3º. Foi manifestado aos justos no templo, quarenta dias depois do nascimento, como diz o Evangelho de Lucas. (Lc 2, 22).

   

Eis a razão de tal ordem. Os pastores simbolizam os apóstolos e os outros crentes os judeus, aos quais foi manifestada em primeiro lugar a fé em Cristo, entre eles, como diz a primeira Carta aos Coríntios, não havia « nem muitos poderosos, nem muitos nobres » (1 Cor 1, 26)

  

Em segundo lugar, a fé em Cristo chegou à totalidade das nações, prefigurada pelos magos.

   

E, finalmente, chegou à totalidade dos judeus, prefigurada pelos justos.  E, por isso, Cristo foi-lhes manifestado no templo dos judeus.

   

Portanto, deve-se dizer que a manifestação do nascimento de Cristo foi uma antecipação da manifestação plena que haveria de vir.
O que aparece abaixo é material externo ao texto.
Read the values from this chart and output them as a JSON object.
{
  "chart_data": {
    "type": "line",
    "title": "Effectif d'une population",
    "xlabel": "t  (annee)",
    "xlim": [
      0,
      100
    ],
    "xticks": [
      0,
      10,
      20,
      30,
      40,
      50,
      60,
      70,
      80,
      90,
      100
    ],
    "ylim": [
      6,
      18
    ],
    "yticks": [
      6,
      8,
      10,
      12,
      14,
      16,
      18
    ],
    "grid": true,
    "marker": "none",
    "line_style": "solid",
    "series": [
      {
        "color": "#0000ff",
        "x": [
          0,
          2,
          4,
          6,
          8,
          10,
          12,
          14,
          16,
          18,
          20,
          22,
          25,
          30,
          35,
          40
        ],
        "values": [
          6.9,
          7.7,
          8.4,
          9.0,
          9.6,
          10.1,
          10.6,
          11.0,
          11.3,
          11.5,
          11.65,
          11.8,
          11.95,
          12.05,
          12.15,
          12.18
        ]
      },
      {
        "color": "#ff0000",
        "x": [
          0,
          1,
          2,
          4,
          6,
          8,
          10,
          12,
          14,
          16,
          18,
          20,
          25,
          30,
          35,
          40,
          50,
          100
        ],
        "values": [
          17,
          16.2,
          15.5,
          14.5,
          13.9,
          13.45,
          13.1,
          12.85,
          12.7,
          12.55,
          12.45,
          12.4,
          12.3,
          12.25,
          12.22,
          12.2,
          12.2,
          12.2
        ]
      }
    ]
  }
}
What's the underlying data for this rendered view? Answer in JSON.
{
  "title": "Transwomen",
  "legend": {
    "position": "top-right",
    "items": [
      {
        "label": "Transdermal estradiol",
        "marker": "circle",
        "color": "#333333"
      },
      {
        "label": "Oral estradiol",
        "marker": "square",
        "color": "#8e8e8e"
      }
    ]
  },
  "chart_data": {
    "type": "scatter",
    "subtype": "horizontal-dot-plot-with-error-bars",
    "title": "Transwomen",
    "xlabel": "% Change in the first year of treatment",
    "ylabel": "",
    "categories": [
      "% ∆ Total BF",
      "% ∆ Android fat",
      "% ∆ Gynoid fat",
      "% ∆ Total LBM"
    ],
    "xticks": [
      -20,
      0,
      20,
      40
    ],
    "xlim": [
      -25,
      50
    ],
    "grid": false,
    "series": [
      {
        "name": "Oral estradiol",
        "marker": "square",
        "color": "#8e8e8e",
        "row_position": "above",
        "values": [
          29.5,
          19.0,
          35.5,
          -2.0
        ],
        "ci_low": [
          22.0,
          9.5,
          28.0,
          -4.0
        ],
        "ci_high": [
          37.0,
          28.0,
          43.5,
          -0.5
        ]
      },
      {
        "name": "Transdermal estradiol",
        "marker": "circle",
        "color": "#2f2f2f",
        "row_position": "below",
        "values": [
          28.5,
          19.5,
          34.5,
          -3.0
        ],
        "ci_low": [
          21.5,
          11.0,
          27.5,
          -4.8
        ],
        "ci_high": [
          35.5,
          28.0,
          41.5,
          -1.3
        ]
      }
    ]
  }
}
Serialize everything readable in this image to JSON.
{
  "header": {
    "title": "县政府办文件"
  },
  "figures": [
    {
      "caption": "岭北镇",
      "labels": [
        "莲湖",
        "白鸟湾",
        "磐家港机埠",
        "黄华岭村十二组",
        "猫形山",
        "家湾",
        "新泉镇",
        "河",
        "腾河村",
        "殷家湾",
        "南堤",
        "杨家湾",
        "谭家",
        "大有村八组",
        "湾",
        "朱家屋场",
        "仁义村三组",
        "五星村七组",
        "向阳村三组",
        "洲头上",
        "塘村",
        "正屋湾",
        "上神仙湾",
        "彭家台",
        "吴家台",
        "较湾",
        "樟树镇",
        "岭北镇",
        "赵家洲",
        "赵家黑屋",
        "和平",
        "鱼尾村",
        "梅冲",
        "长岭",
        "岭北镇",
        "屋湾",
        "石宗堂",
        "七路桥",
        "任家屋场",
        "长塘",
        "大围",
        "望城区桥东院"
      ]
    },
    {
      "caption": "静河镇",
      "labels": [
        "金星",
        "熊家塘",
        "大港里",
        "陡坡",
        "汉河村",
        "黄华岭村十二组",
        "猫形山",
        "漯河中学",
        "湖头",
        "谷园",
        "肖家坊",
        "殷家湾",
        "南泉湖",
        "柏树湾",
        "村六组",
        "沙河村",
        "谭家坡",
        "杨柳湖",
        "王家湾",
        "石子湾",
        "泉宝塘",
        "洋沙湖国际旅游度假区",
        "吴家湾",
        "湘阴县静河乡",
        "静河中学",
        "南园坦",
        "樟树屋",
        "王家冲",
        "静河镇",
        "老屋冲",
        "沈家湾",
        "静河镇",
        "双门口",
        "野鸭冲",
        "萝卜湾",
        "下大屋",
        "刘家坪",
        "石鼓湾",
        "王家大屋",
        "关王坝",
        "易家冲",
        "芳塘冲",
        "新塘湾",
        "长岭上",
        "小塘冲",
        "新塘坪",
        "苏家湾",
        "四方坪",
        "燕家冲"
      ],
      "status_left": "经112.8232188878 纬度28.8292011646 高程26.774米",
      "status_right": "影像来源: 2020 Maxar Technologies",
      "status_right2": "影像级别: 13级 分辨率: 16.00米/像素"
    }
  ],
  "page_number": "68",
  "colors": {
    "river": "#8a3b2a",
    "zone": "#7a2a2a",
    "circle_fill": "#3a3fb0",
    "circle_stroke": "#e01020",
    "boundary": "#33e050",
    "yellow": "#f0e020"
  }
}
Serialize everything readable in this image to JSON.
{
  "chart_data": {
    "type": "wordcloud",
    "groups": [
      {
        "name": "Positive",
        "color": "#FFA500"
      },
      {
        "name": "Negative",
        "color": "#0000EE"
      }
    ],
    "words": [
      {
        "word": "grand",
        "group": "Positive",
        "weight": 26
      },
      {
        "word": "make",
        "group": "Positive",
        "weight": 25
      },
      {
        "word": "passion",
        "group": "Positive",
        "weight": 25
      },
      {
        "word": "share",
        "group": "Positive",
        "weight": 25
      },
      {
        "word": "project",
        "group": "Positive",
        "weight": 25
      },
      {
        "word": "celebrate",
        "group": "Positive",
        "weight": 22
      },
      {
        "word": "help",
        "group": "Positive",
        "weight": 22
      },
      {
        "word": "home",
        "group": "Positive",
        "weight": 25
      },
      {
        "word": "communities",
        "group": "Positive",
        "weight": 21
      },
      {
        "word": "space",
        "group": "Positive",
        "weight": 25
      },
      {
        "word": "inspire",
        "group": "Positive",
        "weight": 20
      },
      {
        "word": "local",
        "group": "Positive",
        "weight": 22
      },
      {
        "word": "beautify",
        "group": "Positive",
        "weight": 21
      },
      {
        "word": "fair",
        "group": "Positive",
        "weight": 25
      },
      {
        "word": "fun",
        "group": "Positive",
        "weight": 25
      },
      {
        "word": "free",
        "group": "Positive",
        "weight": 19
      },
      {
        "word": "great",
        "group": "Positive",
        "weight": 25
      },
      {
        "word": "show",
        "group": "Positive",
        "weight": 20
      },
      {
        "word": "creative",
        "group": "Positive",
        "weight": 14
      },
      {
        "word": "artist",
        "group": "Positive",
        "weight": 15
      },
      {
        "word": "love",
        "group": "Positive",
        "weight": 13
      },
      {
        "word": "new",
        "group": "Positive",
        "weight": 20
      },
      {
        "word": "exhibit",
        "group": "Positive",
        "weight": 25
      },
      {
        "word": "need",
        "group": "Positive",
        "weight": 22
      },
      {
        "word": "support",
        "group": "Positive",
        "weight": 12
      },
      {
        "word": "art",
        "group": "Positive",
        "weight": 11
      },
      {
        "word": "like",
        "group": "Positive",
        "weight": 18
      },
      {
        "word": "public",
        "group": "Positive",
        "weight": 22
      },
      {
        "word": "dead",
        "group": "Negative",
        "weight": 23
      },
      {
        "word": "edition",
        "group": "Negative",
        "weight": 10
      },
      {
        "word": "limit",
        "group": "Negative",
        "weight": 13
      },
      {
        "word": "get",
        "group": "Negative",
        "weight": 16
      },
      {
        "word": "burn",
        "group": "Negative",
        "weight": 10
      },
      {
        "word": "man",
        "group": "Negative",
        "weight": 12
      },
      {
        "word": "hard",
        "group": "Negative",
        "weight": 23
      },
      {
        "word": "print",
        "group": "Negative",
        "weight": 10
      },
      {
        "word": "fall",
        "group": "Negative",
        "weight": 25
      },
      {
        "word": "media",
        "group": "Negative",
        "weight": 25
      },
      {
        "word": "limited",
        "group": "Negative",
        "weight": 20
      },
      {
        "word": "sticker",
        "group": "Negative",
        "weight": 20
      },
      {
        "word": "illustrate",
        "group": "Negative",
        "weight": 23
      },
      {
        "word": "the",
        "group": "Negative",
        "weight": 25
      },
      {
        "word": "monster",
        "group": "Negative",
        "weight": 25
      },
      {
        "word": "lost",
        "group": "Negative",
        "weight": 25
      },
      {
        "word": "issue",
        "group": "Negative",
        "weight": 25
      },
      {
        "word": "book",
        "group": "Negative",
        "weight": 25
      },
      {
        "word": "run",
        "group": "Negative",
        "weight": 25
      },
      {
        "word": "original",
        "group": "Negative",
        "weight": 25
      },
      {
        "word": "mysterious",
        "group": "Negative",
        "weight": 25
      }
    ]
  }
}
E assim como na segunda manifestação a graça de Cristo foi anunciada por Cristo e por seus apóstolos, primeiro aos judeus, e depois aos pagãos, assim também, os primeiros a aproximar-se de Cristo foram os pastores, que eram as primícias dos judeus e estavam perto; depois vieram os magos, de longe, como primícias dos pagãos, na expressão de Santo Agostinho.

   

III. q. 36, a. 6 et a. 3 ad 1m.

        

(P. D. Mézard, O. P., Meditationes ex Operibus S. Thomae.)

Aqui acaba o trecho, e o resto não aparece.